Physical Separation Is the Foundation
If you work and relax in the same room, your brain never switches modes. Even a small separation helps. I put a desk in the corner of my bedroom — not ideal, but it faces a wall, not my bed. When I sit at that desk, I am working. When I leave that desk, I am not. The couch is for Netflix again.

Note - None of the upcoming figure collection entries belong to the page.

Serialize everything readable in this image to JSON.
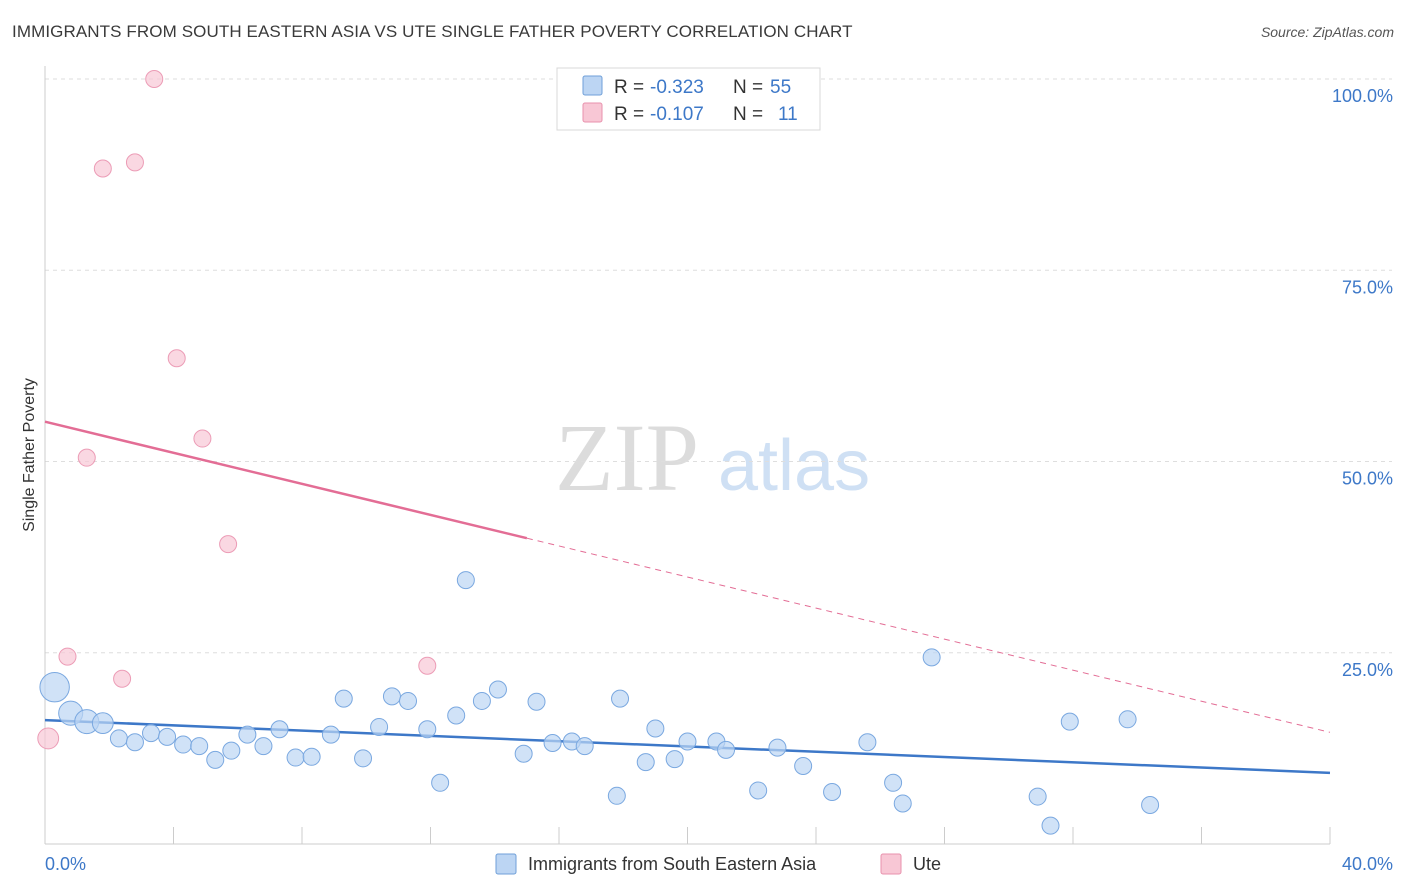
{
  "title": "IMMIGRANTS FROM SOUTH EASTERN ASIA VS UTE SINGLE FATHER POVERTY CORRELATION CHART",
  "source": "Source: ZipAtlas.com",
  "watermark": {
    "zip": "ZIP",
    "atlas": "atlas"
  },
  "chart_data": {
    "type": "scatter",
    "title": "IMMIGRANTS FROM SOUTH EASTERN ASIA VS UTE SINGLE FATHER POVERTY CORRELATION CHART",
    "xlabel": "",
    "ylabel": "Single Father Poverty",
    "xlim": [
      0,
      40
    ],
    "ylim": [
      0,
      100
    ],
    "x_tick_labels": [
      "0.0%",
      "40.0%"
    ],
    "y_ticks": [
      25,
      50,
      75,
      100
    ],
    "y_tick_labels": [
      "25.0%",
      "50.0%",
      "75.0%",
      "100.0%"
    ],
    "grid": true,
    "legend_position": "top-center",
    "colors": {
      "blue": "#3d78c8",
      "blue_fill": "#bcd5f3",
      "pink": "#e36d95",
      "pink_fill": "#f8c7d5"
    },
    "stats": [
      {
        "r_label": "R =",
        "r": "-0.323",
        "n_label": "N =",
        "n": "55"
      },
      {
        "r_label": "R =",
        "r": "-0.107",
        "n_label": "N =",
        "n": "11"
      }
    ],
    "series": [
      {
        "name": "Immigrants from South Eastern Asia",
        "color": "#3d78c8",
        "trend": {
          "x": [
            0,
            40
          ],
          "y": [
            16.2,
            9.3
          ],
          "dashed_from": null
        },
        "points": [
          {
            "x": 0.3,
            "y": 20.5,
            "s": 3
          },
          {
            "x": 0.8,
            "y": 17.1,
            "s": 2
          },
          {
            "x": 1.3,
            "y": 16.0,
            "s": 2
          },
          {
            "x": 1.8,
            "y": 15.8,
            "s": 1.5
          },
          {
            "x": 2.3,
            "y": 13.8,
            "s": 1
          },
          {
            "x": 2.8,
            "y": 13.3,
            "s": 1
          },
          {
            "x": 3.3,
            "y": 14.5,
            "s": 1
          },
          {
            "x": 3.8,
            "y": 14.0,
            "s": 1
          },
          {
            "x": 4.3,
            "y": 13.0,
            "s": 1
          },
          {
            "x": 4.8,
            "y": 12.8,
            "s": 1
          },
          {
            "x": 5.3,
            "y": 11.0,
            "s": 1
          },
          {
            "x": 5.8,
            "y": 12.2,
            "s": 1
          },
          {
            "x": 6.3,
            "y": 14.3,
            "s": 1
          },
          {
            "x": 6.8,
            "y": 12.8,
            "s": 1
          },
          {
            "x": 7.3,
            "y": 15.0,
            "s": 1
          },
          {
            "x": 7.8,
            "y": 11.3,
            "s": 1
          },
          {
            "x": 8.3,
            "y": 11.4,
            "s": 1
          },
          {
            "x": 8.9,
            "y": 14.3,
            "s": 1
          },
          {
            "x": 9.3,
            "y": 19.0,
            "s": 1
          },
          {
            "x": 9.9,
            "y": 11.2,
            "s": 1
          },
          {
            "x": 10.4,
            "y": 15.3,
            "s": 1
          },
          {
            "x": 10.8,
            "y": 19.3,
            "s": 1
          },
          {
            "x": 11.3,
            "y": 18.7,
            "s": 1
          },
          {
            "x": 11.9,
            "y": 15.0,
            "s": 1
          },
          {
            "x": 12.3,
            "y": 8.0,
            "s": 1
          },
          {
            "x": 12.8,
            "y": 16.8,
            "s": 1
          },
          {
            "x": 13.1,
            "y": 34.5,
            "s": 1
          },
          {
            "x": 13.6,
            "y": 18.7,
            "s": 1
          },
          {
            "x": 14.1,
            "y": 20.2,
            "s": 1
          },
          {
            "x": 14.9,
            "y": 11.8,
            "s": 1
          },
          {
            "x": 15.3,
            "y": 18.6,
            "s": 1
          },
          {
            "x": 15.8,
            "y": 13.2,
            "s": 1
          },
          {
            "x": 16.4,
            "y": 13.4,
            "s": 1
          },
          {
            "x": 16.8,
            "y": 12.8,
            "s": 1
          },
          {
            "x": 17.8,
            "y": 6.3,
            "s": 1
          },
          {
            "x": 17.9,
            "y": 19.0,
            "s": 1
          },
          {
            "x": 18.7,
            "y": 10.7,
            "s": 1
          },
          {
            "x": 19.0,
            "y": 15.1,
            "s": 1
          },
          {
            "x": 19.6,
            "y": 11.1,
            "s": 1
          },
          {
            "x": 20.0,
            "y": 13.4,
            "s": 1
          },
          {
            "x": 20.9,
            "y": 13.4,
            "s": 1
          },
          {
            "x": 21.2,
            "y": 12.3,
            "s": 1
          },
          {
            "x": 22.2,
            "y": 7.0,
            "s": 1
          },
          {
            "x": 22.8,
            "y": 12.6,
            "s": 1
          },
          {
            "x": 23.6,
            "y": 10.2,
            "s": 1
          },
          {
            "x": 24.5,
            "y": 6.8,
            "s": 1
          },
          {
            "x": 25.6,
            "y": 13.3,
            "s": 1
          },
          {
            "x": 26.4,
            "y": 8.0,
            "s": 1
          },
          {
            "x": 26.7,
            "y": 5.3,
            "s": 1
          },
          {
            "x": 27.6,
            "y": 24.4,
            "s": 1
          },
          {
            "x": 30.9,
            "y": 6.2,
            "s": 1
          },
          {
            "x": 31.3,
            "y": 2.4,
            "s": 1
          },
          {
            "x": 31.9,
            "y": 16.0,
            "s": 1
          },
          {
            "x": 33.7,
            "y": 16.3,
            "s": 1
          },
          {
            "x": 34.4,
            "y": 5.1,
            "s": 1
          }
        ]
      },
      {
        "name": "Ute",
        "color": "#e36d95",
        "trend": {
          "x": [
            0,
            40
          ],
          "y": [
            55.2,
            14.6
          ],
          "dashed_from": 15
        },
        "points": [
          {
            "x": 0.1,
            "y": 13.8,
            "s": 1.5
          },
          {
            "x": 0.7,
            "y": 24.5,
            "s": 1
          },
          {
            "x": 1.3,
            "y": 50.5,
            "s": 1
          },
          {
            "x": 1.8,
            "y": 88.3,
            "s": 1
          },
          {
            "x": 2.4,
            "y": 21.6,
            "s": 1
          },
          {
            "x": 2.8,
            "y": 89.1,
            "s": 1
          },
          {
            "x": 3.4,
            "y": 100.0,
            "s": 1
          },
          {
            "x": 4.1,
            "y": 63.5,
            "s": 1
          },
          {
            "x": 4.9,
            "y": 53.0,
            "s": 1
          },
          {
            "x": 5.7,
            "y": 39.2,
            "s": 1
          },
          {
            "x": 11.9,
            "y": 23.3,
            "s": 1
          }
        ]
      }
    ]
  }
}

If you cannot separate rooms, separate surfaces. Work at a desk or table. Never the bed. Never the couch. The bed is for sleeping. The couch is for relaxing. Letting work invade those spaces trains your brain to associate them with stress.
The Shutdown Ritual
Commuting used to be my transition between work and home. Without it, the work day just sort of faded into evening. Now I do a five-minute shutdown: close every tab, write tomorrow’s top three tasks on a sticky note, physically close the laptop lid. Closed laptop means work is over. If I open it again, I have broken my own rule and I feel stupid about it, which is surprisingly effective.
Notifications After Hours
I turned off Slack notifications on my phone at 6 p.m. You can schedule Do Not Disturb on both iPhone and Android — set it for your off hours. People can still reach you in an emergency (they will call or text), but the constant hum of “someone reacted to your message with an emoji” stops. The world does not end. Nobody even noticed I was gone.
Quick Summary: Work at a desk, not the couch or bed. Create a shutdown ritual — close the laptop and leave it closed. Schedule Do Not Disturb on your phone after work hours. Small physical and digital boundaries add up to a real mental separation.